The problem requires evaluating statements related to colligative properties, which depend on the number of solute particles in a solution. The van't Hoff factor (i) accounts for the dissociation or association of solute particles.

The relevant formulas are:

1. Depression in freezing point: $\Delta T_f = i K_f m$ The freezing point of the solution is $T_f = T_f^0 - \Delta T_f$. A higher $\Delta T_f$ means a lower freezing point.
2. Elevation in boiling point: $\Delta T_b = i K_b m$ The boiling point of the solution is $T_b = T_b^0 + \Delta T_b$. A higher $\Delta T_b$ means a higher boiling point.
3. Apparent Molecular Weight: $i = \frac{\text{Normal Molecular Weight}}{\text{Apparent Molecular Weight}}$

Let's analyze each statement:

(A) 1 M NaCl has higher freezing point than 1M glucose solution

• NaCl: Being a strong electrolyte, NaCl dissociates into Na$^+$ and Cl$^-$ ions.

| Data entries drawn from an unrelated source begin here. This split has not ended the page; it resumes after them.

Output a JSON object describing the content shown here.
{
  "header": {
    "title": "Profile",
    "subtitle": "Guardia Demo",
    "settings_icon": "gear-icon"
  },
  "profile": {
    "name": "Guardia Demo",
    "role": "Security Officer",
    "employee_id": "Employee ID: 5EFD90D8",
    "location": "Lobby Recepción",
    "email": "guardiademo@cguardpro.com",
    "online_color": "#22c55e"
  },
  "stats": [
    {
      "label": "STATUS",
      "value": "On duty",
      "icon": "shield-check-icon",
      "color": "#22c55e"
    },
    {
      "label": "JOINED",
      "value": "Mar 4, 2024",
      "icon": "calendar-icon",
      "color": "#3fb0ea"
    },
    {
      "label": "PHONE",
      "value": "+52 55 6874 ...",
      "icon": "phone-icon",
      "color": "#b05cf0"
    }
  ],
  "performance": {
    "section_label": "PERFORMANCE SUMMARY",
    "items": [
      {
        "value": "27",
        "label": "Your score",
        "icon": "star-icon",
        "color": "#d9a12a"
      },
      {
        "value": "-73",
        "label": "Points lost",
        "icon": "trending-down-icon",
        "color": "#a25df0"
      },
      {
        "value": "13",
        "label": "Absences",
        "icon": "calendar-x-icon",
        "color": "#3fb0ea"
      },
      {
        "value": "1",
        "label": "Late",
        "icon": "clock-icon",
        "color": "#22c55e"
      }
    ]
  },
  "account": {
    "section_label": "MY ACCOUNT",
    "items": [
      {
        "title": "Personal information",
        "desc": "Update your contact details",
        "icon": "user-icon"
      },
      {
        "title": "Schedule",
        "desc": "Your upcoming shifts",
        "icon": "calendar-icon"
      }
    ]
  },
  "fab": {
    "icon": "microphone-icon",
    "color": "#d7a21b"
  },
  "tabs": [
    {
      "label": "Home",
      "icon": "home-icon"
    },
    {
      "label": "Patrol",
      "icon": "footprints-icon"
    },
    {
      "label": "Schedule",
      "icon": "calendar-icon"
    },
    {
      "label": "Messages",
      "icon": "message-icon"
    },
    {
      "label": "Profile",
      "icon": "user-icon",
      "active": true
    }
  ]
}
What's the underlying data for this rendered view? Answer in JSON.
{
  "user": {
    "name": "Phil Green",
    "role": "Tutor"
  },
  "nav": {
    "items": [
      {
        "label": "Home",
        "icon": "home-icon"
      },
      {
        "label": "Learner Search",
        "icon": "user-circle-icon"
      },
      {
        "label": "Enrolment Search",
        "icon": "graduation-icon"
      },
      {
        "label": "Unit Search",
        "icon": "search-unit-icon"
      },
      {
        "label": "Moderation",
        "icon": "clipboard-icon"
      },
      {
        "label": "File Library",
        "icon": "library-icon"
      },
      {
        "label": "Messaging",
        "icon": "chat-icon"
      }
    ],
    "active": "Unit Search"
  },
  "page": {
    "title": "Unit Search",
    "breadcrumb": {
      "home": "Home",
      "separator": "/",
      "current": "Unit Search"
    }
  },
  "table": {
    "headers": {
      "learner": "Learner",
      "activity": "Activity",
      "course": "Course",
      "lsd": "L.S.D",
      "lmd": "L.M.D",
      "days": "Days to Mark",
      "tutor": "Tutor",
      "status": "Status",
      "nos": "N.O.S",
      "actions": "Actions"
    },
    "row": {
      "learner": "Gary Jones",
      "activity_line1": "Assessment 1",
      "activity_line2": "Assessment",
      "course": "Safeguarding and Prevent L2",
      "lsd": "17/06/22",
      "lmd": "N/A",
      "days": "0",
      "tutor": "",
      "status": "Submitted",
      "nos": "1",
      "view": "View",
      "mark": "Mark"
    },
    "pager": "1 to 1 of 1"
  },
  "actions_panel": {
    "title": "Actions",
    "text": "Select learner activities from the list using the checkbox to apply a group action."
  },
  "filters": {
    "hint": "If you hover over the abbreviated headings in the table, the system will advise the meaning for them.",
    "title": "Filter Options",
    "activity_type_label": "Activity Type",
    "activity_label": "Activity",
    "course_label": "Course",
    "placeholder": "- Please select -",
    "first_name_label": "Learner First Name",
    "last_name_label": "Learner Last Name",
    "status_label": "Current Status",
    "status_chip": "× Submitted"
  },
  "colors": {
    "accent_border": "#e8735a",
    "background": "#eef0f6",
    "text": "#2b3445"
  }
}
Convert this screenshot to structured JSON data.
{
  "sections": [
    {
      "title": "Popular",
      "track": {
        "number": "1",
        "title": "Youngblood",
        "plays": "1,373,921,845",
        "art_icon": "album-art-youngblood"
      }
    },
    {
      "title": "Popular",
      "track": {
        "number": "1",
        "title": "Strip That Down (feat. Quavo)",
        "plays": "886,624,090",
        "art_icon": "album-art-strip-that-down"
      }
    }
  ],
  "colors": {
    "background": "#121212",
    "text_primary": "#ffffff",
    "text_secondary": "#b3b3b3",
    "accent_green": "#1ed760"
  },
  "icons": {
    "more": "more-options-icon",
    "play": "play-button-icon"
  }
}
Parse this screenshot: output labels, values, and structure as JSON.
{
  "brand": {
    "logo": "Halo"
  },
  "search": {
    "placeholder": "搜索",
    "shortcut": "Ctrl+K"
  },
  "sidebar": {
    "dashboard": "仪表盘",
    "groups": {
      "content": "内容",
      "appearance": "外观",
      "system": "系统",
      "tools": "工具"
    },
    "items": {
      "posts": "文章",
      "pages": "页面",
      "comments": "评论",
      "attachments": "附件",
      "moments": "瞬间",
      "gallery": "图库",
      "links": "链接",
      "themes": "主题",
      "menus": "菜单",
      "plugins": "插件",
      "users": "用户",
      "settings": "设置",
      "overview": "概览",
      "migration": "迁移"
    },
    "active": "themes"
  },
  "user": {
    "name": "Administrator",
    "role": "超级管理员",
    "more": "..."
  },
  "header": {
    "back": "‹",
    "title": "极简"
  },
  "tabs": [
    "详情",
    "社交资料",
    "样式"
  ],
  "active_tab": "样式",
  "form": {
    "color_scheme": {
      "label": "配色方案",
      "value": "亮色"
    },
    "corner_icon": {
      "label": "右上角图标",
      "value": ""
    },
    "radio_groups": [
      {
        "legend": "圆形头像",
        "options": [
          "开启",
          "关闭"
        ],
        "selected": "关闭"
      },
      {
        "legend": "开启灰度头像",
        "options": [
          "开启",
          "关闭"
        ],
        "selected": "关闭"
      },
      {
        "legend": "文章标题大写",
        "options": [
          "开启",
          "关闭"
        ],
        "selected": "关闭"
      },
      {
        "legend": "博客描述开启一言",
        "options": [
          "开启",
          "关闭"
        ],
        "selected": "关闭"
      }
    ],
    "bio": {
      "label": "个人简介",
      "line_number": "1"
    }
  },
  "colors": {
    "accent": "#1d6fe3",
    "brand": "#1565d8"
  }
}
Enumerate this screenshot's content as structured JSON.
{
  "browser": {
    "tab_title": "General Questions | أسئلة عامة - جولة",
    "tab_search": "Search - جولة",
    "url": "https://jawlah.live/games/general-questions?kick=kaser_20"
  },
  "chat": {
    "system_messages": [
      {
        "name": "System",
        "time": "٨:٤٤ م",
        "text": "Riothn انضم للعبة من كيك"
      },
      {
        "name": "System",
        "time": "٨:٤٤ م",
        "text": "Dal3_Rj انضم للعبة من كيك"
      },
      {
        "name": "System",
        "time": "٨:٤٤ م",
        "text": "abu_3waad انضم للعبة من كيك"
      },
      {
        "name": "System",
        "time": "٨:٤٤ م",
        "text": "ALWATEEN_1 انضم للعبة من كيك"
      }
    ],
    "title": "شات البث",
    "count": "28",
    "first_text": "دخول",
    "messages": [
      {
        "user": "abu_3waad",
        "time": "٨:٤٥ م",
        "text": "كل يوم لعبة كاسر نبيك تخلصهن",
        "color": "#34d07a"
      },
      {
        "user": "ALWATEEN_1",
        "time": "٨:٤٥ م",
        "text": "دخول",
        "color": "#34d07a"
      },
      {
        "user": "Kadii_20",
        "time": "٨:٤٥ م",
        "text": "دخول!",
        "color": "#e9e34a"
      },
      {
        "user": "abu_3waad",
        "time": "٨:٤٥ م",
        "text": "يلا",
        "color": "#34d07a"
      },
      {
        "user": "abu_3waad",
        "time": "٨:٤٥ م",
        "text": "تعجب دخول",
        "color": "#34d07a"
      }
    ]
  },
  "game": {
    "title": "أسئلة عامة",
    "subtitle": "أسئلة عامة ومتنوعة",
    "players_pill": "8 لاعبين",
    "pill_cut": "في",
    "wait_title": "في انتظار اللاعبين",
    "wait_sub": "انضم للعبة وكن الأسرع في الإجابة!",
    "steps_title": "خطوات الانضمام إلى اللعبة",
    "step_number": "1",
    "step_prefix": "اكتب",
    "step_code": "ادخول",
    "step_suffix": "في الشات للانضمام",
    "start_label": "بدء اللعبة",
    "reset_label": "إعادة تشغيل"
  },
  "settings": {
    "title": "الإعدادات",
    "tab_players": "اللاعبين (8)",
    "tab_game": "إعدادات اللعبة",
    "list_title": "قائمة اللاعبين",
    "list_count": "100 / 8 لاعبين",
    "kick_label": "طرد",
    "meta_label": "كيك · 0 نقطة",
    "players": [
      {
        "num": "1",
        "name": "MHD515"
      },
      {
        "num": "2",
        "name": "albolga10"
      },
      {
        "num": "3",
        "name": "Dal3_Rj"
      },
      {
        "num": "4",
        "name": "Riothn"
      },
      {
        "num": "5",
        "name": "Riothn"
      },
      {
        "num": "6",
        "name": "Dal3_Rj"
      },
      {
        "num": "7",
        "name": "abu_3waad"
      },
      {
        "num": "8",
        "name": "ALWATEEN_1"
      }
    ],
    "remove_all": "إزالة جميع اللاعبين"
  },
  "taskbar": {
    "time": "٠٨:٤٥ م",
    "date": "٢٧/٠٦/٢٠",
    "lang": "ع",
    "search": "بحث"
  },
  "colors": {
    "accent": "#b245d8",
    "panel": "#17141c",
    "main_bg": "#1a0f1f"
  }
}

Assuming 100% dissociation, $i_{NaCl} = 2$.
• Glucose (C$_6$H$_{12}$O$_6$): Glucose is a non-electrolyte and does not dissociate. So, $i_{glucose} = 1$.
• Both solutions have the same molarity (1 M), which implies approximately the same molality (m) for dilute aqueous solutions.
• $\Delta T_f (\text{NaCl}) = i_{NaCl} K_f m = 2 K_f m$
• $\Delta T_f (\text{Glucose}) = i_{glucose} K_f m = 1 K_f m$
• Since $2 K_f m > 1 K_f m$, $\Delta T_f (\text{NaCl}) > \Delta T_f (\text{Glucose})$.
• A greater depression in freezing point means a lower freezing point. Therefore, the freezing point of 1 M NaCl solution will be lower than that of 1 M glucose solution.
• Thus, statement (A) is Incorrect.

(B) 1 M NaCl solution has almost same boiling point as 1 M KCl solution, assuming 100% ionisation

• NaCl: Dissociates into Na$^+$ and Cl$^-$. $i_{NaCl} = 2$.
• KCl: Dissociates into K$^+$ and Cl$^-$. $i_{KCl} = 2$.
• Both solutions have the same molarity (1 M), implying approximately the same molality (m).
• The solvent is water, so $K_b$ is the same for both.
• $\Delta T_b (\text{NaCl}) = i_{NaCl} K_b m = 2 K_b m$
• $\Delta T_b (\text{KCl}) = i_{KCl} K_b m = 2 K_b m$
• Since the van't Hoff factors and molalities are the same, their elevations in boiling point ($\Delta T_b$) will be almost identical. Consequently, their boiling points will be almost the same.
• Thus, statement (B) is Correct.

(C) Apparent molecular weight of NaCl will be less than 58.5 in water because it undergoes dissociation

• The normal molecular weight of NaCl is 58.5 g/mol.
• When NaCl dissolves in water, it dissociates into Na$^+$ and Cl$^-$, so $i = 2$.
• The relationship between normal molecular weight ($M_{normal}$) and apparent molecular weight ($M_{apparent}$) is $i = \frac{M_{normal}}{M_{apparent}}$.
• Rearranging, $M_{apparent} = \frac{M_{normal}}{i}$.
• For NaCl, $M_{apparent} = \frac{58.5}{2} = 29.25$ g/mol.
• Since 29.25 g/mol < 58.5 g/mol, the apparent molecular weight of NaCl in water is less than its normal molecular weight. This is a direct consequence of dissociation, which increases the number of particles in solution.
• Thus, statement (C) is Correct.

(D) When acetic acid is dissolved in benzene, i = 0

• Acetic acid (CH$_3$COOH) is known to undergo dimerization in non-polar solvents like benzene due to intermolecular hydrogen bonding. $2 \text{CH}_3\text{COOH} \rightleftharpoons (\text{CH}_3\text{COOH})_2$
• Dimerization is an association process, where two molecules combine to form one particle. This leads to a decrease in the number of particles in the solution.
• For association, the van't Hoff factor (i) is less than 1. If 100% dimerization occurs, $i = 1/2 = 0.5$.
• An 'i' value of 0 would imply no solute particles or no colligative effect, which is incorrect.
• Thus, statement (D) is Incorrect.

Based on the analysis, statements (B) and (C) are correct.